I was on contract in Eureka, CA and one night I woke up with bad stomach pains.  I laid there a little while thinking it would pass, but of course it didn't.  I went to the bathroom thinking if I went I would feel better.  I was wrong as a matter of fact I didn't go and I felt even worse.  I became extremely nauseated, sweaty, and very hot all of a sudden.  Now this is were I should tell you that I would rather rip my own leg off and beat myself with it than vomit, no matter what or how bad I felt.  So I fought vomiting.  In the end nothing worked and I threw up.  I cleaned up and instantly felt better except I was extremely hot and saw that I had no color in my lips or face and felt extremely weak.  I only vomited once but felt weak enough to seem like I had vomited all night.  I then laid down with AC turned up and fan on.  I soon feel asleep and the next morning I felt as if nothing happened the night before.  This has happened maybe once every 3-6 months since then.  Nothing related to food or activity.  This hasn't happened in months and I had actually forgotten about it happening.  Last night I woke up with belly pain and thought maybe just gas, but no it wasn't and just kept hurting.  I soon feel asleep.  At 230am I woke up to the same pain and now nausea and as usual I fought it.  At this point all I could think would be what would this do Gerty?  I became very scared.  I fought as long as I could but in the end my body had to vomit.  Let me just say this is the strange part.  I vomited nothing, absolutely nothing.  I made all the right sounds and did all the right actions and nothing.  What I did get was pain and at that moment I could tell you exactly where Gerty was sitting.  When I was finished I felt better except for soreness where Gerty sat.  I went to bed feeling hot weak and sweaty with no color in my face or lips.  I woke this morning feeling ok until I tried to drink my usual Click shake and I felt a little nauseated but it passed and I have felt better since. 

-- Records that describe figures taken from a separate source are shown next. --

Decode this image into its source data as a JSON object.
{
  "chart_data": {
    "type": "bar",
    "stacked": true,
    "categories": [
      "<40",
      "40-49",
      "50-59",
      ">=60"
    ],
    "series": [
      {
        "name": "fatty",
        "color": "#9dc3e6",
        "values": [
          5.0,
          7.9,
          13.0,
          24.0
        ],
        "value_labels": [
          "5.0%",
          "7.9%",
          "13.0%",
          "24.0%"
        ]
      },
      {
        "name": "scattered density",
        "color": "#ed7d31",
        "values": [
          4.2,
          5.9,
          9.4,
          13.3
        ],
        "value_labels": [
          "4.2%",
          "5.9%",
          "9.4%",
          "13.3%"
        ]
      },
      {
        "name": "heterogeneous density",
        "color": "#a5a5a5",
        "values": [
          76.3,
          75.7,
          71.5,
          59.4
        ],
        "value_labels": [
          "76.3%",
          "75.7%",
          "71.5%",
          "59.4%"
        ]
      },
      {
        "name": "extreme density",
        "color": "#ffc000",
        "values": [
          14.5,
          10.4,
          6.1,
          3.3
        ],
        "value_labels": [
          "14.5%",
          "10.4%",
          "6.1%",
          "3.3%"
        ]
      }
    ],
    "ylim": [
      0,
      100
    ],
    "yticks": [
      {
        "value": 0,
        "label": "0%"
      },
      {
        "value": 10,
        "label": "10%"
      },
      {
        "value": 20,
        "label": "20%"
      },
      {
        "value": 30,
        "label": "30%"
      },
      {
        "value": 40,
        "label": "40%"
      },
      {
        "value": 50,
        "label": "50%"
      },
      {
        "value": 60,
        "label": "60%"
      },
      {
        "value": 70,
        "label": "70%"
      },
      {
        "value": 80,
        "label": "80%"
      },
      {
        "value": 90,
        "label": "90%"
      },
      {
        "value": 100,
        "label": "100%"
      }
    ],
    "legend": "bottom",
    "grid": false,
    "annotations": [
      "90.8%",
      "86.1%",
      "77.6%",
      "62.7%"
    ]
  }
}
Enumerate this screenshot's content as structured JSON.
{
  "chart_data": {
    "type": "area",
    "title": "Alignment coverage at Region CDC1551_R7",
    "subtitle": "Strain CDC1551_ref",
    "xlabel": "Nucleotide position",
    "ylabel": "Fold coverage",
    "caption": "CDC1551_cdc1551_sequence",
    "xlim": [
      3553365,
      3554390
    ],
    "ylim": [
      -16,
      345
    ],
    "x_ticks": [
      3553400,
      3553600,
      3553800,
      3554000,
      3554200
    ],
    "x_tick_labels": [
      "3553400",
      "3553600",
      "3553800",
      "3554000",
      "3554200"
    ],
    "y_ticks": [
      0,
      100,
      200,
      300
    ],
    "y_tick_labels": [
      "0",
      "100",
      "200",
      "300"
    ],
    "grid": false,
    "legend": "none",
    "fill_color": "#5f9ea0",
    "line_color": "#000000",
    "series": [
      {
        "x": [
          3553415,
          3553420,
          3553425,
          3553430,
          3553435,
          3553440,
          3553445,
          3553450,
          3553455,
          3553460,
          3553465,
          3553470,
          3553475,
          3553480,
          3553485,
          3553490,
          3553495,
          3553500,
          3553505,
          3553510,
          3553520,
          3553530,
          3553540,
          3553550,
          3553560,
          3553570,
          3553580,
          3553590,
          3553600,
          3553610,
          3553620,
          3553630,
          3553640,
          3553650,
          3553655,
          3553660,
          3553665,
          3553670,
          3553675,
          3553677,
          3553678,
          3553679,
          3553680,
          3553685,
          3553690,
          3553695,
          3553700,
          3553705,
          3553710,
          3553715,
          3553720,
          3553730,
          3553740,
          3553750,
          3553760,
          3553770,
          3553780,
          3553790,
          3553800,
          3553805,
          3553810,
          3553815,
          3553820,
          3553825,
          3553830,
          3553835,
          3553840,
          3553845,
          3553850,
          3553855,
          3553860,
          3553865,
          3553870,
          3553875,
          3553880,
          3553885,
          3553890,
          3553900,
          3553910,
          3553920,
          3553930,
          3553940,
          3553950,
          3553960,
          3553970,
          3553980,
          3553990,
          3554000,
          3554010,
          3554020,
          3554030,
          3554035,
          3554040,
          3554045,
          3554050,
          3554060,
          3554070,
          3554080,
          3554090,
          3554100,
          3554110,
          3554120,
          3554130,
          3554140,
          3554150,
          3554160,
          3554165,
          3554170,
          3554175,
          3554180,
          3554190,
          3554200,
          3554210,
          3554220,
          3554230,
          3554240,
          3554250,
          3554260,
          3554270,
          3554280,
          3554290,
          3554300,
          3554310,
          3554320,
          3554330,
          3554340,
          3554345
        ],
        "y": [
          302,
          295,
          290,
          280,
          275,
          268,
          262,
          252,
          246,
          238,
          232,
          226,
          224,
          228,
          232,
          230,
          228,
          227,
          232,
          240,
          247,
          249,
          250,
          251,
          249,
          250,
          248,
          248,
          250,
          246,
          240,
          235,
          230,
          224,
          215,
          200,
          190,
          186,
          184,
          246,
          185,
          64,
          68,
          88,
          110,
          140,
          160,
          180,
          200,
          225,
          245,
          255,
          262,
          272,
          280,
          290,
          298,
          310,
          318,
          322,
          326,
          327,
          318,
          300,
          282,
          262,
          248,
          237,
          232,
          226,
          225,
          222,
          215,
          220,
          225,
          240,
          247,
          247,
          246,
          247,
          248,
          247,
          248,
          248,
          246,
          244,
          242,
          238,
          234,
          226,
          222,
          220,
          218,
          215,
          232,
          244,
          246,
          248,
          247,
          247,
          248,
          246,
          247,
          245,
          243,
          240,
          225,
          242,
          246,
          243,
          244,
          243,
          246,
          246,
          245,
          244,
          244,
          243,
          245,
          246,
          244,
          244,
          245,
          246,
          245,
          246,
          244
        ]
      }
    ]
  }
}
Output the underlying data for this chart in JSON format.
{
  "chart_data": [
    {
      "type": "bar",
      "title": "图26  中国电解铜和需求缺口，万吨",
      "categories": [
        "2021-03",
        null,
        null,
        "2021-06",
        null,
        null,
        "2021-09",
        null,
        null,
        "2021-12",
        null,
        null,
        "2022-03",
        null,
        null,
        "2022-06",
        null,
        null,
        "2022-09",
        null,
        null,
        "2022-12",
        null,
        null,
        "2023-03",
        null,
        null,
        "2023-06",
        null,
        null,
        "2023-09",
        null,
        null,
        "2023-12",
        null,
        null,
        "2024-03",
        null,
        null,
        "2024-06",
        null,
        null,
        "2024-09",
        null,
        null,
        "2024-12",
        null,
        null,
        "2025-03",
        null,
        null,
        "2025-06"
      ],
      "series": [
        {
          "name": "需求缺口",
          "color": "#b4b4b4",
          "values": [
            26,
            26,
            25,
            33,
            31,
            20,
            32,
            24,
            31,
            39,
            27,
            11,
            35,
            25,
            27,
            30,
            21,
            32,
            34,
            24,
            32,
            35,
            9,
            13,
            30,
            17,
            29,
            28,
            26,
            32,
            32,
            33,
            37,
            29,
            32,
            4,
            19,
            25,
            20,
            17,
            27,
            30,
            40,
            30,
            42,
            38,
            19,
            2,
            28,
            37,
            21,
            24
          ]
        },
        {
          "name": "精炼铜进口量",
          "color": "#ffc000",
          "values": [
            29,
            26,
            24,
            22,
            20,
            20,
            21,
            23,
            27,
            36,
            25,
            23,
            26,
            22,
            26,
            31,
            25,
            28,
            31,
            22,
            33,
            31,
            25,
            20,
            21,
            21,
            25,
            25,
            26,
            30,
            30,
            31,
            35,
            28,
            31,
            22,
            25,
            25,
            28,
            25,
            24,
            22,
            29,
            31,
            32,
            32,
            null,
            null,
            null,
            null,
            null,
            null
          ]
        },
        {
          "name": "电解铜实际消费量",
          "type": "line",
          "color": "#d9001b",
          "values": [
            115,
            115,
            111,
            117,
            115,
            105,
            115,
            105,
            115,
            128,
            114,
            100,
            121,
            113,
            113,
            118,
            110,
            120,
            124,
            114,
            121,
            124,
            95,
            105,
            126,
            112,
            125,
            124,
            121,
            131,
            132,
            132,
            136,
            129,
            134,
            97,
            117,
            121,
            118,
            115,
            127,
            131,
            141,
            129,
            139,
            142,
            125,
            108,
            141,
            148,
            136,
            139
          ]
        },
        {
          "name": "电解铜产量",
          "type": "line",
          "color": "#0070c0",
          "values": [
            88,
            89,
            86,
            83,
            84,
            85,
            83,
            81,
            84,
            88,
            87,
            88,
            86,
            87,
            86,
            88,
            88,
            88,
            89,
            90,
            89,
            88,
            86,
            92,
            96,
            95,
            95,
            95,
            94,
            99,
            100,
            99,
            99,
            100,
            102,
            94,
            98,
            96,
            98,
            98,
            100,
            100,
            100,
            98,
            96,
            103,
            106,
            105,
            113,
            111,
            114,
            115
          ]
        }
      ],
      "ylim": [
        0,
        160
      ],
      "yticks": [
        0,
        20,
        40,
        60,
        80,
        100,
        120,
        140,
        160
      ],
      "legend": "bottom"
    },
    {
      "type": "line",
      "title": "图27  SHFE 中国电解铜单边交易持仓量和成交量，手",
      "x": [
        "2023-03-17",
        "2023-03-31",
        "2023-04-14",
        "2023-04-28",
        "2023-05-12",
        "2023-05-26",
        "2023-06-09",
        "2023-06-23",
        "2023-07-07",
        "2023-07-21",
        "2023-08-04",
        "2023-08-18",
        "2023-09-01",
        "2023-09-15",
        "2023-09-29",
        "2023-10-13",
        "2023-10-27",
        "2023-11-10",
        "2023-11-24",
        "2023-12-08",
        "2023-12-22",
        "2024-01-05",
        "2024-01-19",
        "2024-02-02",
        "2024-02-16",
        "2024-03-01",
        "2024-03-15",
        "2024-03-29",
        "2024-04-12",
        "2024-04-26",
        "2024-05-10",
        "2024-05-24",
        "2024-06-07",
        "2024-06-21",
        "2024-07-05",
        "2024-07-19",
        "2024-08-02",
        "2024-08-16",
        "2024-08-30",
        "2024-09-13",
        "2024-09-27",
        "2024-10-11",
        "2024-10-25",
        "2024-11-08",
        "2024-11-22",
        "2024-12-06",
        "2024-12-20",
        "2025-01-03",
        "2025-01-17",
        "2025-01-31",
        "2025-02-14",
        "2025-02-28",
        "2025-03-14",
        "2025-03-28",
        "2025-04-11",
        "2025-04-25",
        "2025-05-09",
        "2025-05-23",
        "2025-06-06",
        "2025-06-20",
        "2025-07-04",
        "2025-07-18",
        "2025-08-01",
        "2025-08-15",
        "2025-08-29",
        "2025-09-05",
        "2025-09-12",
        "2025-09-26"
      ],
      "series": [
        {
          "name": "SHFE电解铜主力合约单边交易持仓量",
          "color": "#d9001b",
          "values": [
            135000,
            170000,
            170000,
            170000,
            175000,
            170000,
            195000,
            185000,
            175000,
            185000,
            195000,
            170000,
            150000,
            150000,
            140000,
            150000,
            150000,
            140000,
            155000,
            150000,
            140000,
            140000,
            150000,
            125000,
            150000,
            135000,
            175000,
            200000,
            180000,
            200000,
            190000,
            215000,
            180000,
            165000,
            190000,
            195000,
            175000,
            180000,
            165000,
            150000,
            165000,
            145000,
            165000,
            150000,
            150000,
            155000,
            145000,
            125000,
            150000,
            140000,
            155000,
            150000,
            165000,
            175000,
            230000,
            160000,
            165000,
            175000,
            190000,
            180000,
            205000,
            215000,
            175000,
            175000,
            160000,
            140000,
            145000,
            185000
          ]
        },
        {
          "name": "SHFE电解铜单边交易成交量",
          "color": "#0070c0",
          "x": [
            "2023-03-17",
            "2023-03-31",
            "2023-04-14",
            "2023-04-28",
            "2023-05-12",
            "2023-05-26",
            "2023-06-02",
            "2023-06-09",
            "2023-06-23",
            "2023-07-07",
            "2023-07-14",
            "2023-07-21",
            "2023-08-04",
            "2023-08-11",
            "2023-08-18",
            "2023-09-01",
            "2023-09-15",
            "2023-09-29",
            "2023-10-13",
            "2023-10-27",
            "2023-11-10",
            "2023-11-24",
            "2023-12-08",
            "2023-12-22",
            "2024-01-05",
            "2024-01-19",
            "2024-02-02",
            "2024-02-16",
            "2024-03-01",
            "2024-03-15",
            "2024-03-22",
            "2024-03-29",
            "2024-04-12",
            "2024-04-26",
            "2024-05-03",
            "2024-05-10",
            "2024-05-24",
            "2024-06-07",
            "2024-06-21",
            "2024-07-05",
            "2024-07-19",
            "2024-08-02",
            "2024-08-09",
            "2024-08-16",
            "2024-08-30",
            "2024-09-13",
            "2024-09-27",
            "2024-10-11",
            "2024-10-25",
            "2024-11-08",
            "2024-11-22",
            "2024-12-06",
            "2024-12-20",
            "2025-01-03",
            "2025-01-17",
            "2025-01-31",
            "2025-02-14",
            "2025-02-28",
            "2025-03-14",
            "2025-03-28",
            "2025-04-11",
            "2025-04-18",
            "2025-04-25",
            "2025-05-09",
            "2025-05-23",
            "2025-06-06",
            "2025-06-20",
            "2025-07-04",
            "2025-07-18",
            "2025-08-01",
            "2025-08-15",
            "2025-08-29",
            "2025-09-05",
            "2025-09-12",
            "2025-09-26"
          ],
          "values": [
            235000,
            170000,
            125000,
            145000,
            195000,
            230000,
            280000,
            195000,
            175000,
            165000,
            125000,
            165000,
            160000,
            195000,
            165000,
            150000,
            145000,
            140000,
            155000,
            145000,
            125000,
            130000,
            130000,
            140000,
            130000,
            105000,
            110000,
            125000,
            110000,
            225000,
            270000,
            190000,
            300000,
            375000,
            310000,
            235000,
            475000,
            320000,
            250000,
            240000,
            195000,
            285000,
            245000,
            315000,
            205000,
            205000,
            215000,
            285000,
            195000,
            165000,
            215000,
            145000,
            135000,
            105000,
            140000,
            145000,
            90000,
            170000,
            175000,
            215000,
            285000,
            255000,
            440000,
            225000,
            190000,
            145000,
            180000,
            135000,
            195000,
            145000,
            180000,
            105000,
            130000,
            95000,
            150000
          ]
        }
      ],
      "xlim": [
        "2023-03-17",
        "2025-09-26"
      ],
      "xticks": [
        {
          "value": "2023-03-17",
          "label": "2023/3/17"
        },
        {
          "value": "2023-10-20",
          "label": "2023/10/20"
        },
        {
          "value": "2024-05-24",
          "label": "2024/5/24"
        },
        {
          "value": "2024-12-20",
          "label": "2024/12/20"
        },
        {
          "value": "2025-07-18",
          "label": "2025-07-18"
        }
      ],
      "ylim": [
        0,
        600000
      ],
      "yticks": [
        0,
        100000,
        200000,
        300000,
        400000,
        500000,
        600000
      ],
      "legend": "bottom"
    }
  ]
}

Not sure why my body does that, but I sure hope it doesn't happen very often, that is scary with a band.

Monday, August 8, 2011

Weigh In

Today's weight is 226.  Down 2lbs this week.

Haven't done that well this week with the gym, but I am a work in progress.....aren't we all?

Tonight's gym included 30 mins on elliptical, 25 min of couch to 5k, and worked arms and legs on weight machine with a total of 3 miles and 750 calories.....yay!  "I feel good.....uuuuh"  James Brown or something like what he said.

Have a great week.....

Friday, August 5, 2011

No motivation

I have had no motivation this week.  I have done good with my food this week and have lost weight, but no gym time.  I am gonna fix that and go the rest of the week...........

Hope everyone has had a great week and have a good weekend planned.